Pour Washington et de nombreux autres gouvernements, les prévisions de l'AIE sont inconfortables. Selon Henderson, bien que les hommes politiques des pays consommateurs se réjouissent toujours de la baisse des prix à la pompe et soient traditionnellement plus préoccupés par l'avenir immédiat que par ce qui pourrait se passer dans cinq ans, "la surabondance de pétrole prévue signifie que les partenaires du Moyen-Orient pourraient être moins en mesure d'apporter une aide financière sur des questions régionales, de se permettre d'importants achats d'armes, de fournir de généreuses subventions à leur population, etc".
Le rôle des énergies renouvelables dans la stabilisation de la demande de pétrole
L'excédent attendu d'ici 2030 est dû à une stabilisation de la demande de pétrole, qui serait obtenue grâce à la transition vers les véhicules électriques et les énergies renouvelables.
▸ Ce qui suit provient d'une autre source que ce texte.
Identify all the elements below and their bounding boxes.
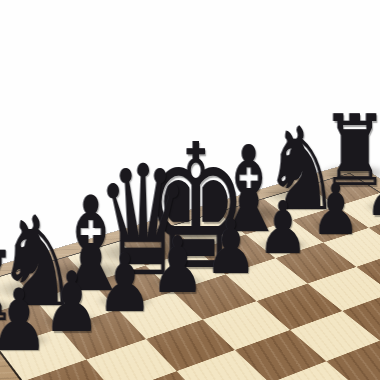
- pieces-layer: ♜♞♝♛♚♝♞♜♟♟♟♟♟♟♟♟: [0, 0, 380, 380]
- piece-black-pawn-g7[interactable]: ♟: [312, 175, 360, 245]
- piece-black-pawn-d7[interactable]: ♟: [151, 226, 205, 304]
- piece-black-pawn-c7[interactable]: ♟: [97, 243, 153, 324]
- piece-black-pawn-a7[interactable]: ♟: [0, 278, 49, 364]
- piece-black-pawn-e7[interactable]: ♟: [205, 209, 257, 284]
- piece-black-pawn-f7[interactable]: ♟: [258, 192, 308, 265]
- piece-black-pawn-b7[interactable]: ♟: [43, 261, 100, 344]
- piece-black-pawn-h7[interactable]: ♟: [366, 158, 380, 226]
- product-photo-scene: ♜♞♝♛♚♝♞♜♟♟♟♟♟♟♟♟: [0, 0, 380, 380]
Des pays clés du Moyen-Orient, comme l'Arabie saoudite, se tournent déjà vers l'énergie solaire et d'autres énergies propres pour produire de l'électricité, ce qui laisse plus de pétrole disponible pour l'exportation.
À cet égard, l'AIE cite également le ralentissement attendu du taux de croissance économique de la Chine comme un frein à la demande de pétrole.

Henderson souligne que, quelle que soit l'issue des calculs de l'offre et de la demande, "les gouvernements du Moyen-Orient doivent refaire leurs calculs pétroliers, qu'ils l'admettent ou non". "Leurs économies et, par extension, leur pouvoir national et régional dépendent de décisions lucides prises bien avant 2030", conclut-il.